Lanet okuyor hıçkırıkları serçenin,

Kuşku cehenneminden bir zebaninin

Genç aşığa yaptıkları yüzünden.

Saat 16.00 vapuru kalktı iskeleden,

Ardında kalanları küçülterek tamamen.

Elimde simsiyah bir bavul,

Ne daha siyah ne daha ağır kafamdakilerden!

Akıldaki her düşünce ve his bir çatal yoldur,

Emin değilim içindekilerden.

Binlerce çatal yol içimde,

Emin değilim yüreğimin beni nereye götüreceğinden.

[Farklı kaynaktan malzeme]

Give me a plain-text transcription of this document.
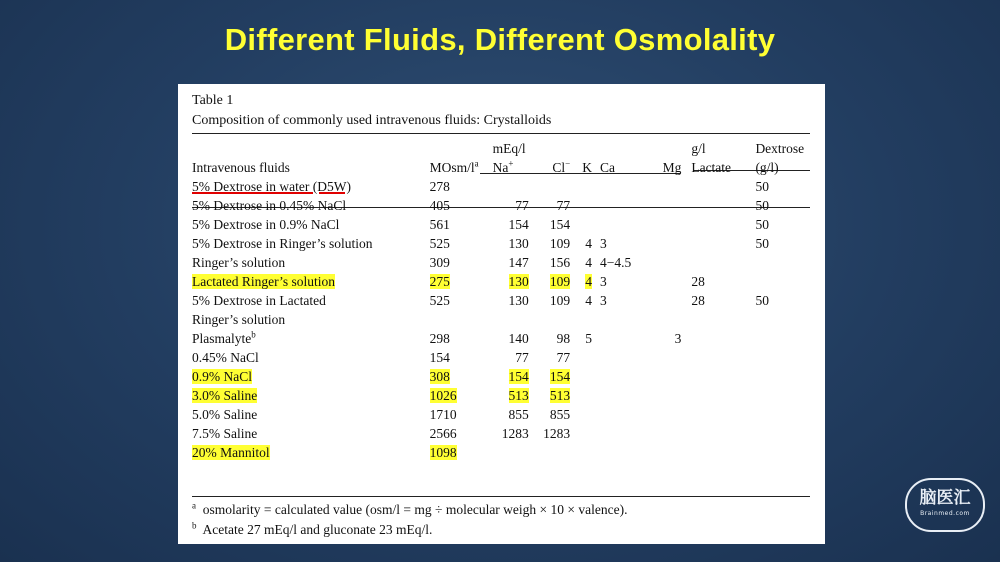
Different Fluids, Different Osmolality
Table 1
Composition of commonly used intravenous fluids: Crystalloids
		mEq/l					g/l	Dextrose
Intravenous fluids	MOsm/$l^a$	Na+	Cl−	K	Ca	Mg	Lactate	(g/l)
5% Dextrose in water (D5W)	278							50
5% Dextrose in 0.45% NaCl	405	77	77					50
5% Dextrose in 0.9% NaCl	561	154	154					50
5% Dextrose in Ringer’s solution	525	130	109	4	3			50
Ringer’s solution	309	147	156	4	4−4.5			
Lactated Ringer’s solution	275	130	109	4	3		28	
5% Dextrose in Lactated	525	130	109	4	3		28	50
Ringer’s solution								
Plasmalyte$^b$	298	140	98	5		3		
0.45% NaCl	154	77	77					
0.9% NaCl	308	154	154					
3.0% Saline	1026	513	513					
5.0% Saline	1710	855	855					
7.5% Saline	2566	1283	1283					
20% Mannitol	1098							
$^a$ osmolarity = calculated value (osm/l = mg ÷ molecular weigh × 10 × valence).
$^b$ Acetate 27 mEq/l and gluconate 23 mEq/l.
脑医汇
Brainmed.com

İndim vapurdan, büyümüş kafamdakiler,

Gecenin efkarlı gürültüsüyle.

Üzgün gölgeler dolaşıyor asfaltta,

Benliğim feyz alıyor, dışında sessizliğiyle,

Ve bir adam bilgece anlatıyor bana,

Ardı arkası kesilmeyen sözler beynimin içinde,

Yakaladım birkaçını:


Dönme, dönülmez yolların birinden,

Ömür nedir ki, biter yolların birinde,

Ne sen bilirsin ne şahane kahinler!


Kendimce söylerken içimden türküler,

Esen bir rüzgar taşıdı da getirdi,

Kara kanatlı, kaleme sarılı ilham perimi.

Söylemek istedim kendime,

İliştirip kilitlediğim bir köşeye hislerimi.


Dönecek neyim var? Kimim?

Ömür dediğin bitse de benimdir,

Ne sen bilirsin ne şahane sevgililer.

Mevsimler yüzlerce kez gelip gider,

En çok küfrettiğim kış soğuğu, o da geçer.